S6E4: Aftermath

Thank you to guest writer, Ben, for this week’s post. Ben's first daughter, Elowyn, was born unresponsive in March 2021, after an otherwise normal full-term pregnancy and labor. She was resuscitated but suffered catastrophic brain damage during the time her heart was stopped. She died six days later. Ben is astounded and awed by the way that everything can change in a moment. Ben and his wife have a second daughter, Juniper. They make sure that everyone knows they are a family of four.

 

The fourth episode of the sixth season of “The Crown” is called “Aftermath.” I do not think it counts as a spoiler to let you know that the event of which we are seeing the “aftermath” is the death in a car accident, in a tunnel under Paris in August of 1997, of Diana, Princess of Wales and Dodi Fayed. I suppose it is possible that there exists, somewhere out there, someone who is watching “The Crown” and who does not know that Diana and Dodi died in a car accident. If that was you, then I suppose I spoiled it, but to be fair, like everything else this season, it was really the newspapers’ fault. They told me first.

In the fourth episode of the sixth season, in the aftermath, the living speak with the dead. Diana comes to Charles on a plane; Dodi comes to his father, Mohamed, in the older man’s office. They converse. I watch Mohamed carefully. I recognize his grief. I recognize his loss. Dodi tells him what he ought to have done differently. Dodi is sitting at the table, as big as life – until he isn’t, until Mohamed is again forced to acknowledge the reality that he isn’t. His disappearance reminds us that the conversation is entirely inside Mohamed, that if Mohamed is hearing Dodi say it, then he never really needed to be told. I recognize his regret. I recognize his loneliness.

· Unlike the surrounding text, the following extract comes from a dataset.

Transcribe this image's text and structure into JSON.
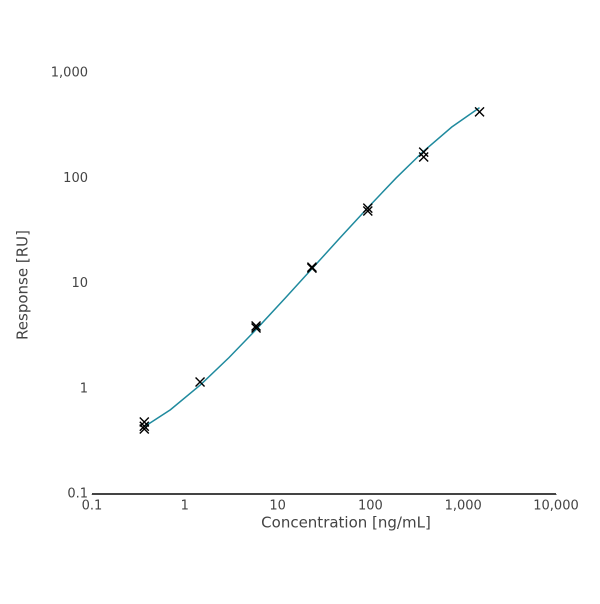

I never had these conversations with my daughter. Elizabeth Debicki, who plays Diana, explained in an interview that “when you lose a person, the first thing you would give anything to do is speak to them again.” There’s the difference between me and Mohamed — again. Mohamed wants to speak to Dodi again. He imagines Dodi talking, just as Dodi did; imagines how Dodi would have reacted by extrapolating forty-two years of life, forty-two years of their sometimes strained relationship. I have had these conversations with my father, only he is the dead one; but I do not get these conversations with my daughter, because there is no talking to her again.

There is so much I recognize in Mohamed, and yet somehow, surprisingly, I find myself jealous. I watch him collapse when Dodi vanishes. I recognize that heartbreak and could not wish it on anyone, and yet somehow, I find myself thinking, at least you can hear him talk whenever you want. I talk to my daughter all the time, but what I can’t do is hear her voice, converse with her like Mohamed does with Dodi. We never heard her voice. We don’t know what she would sound like.

 

Do you ever find yourself feeling jealous of someone else’s grief/loss/process?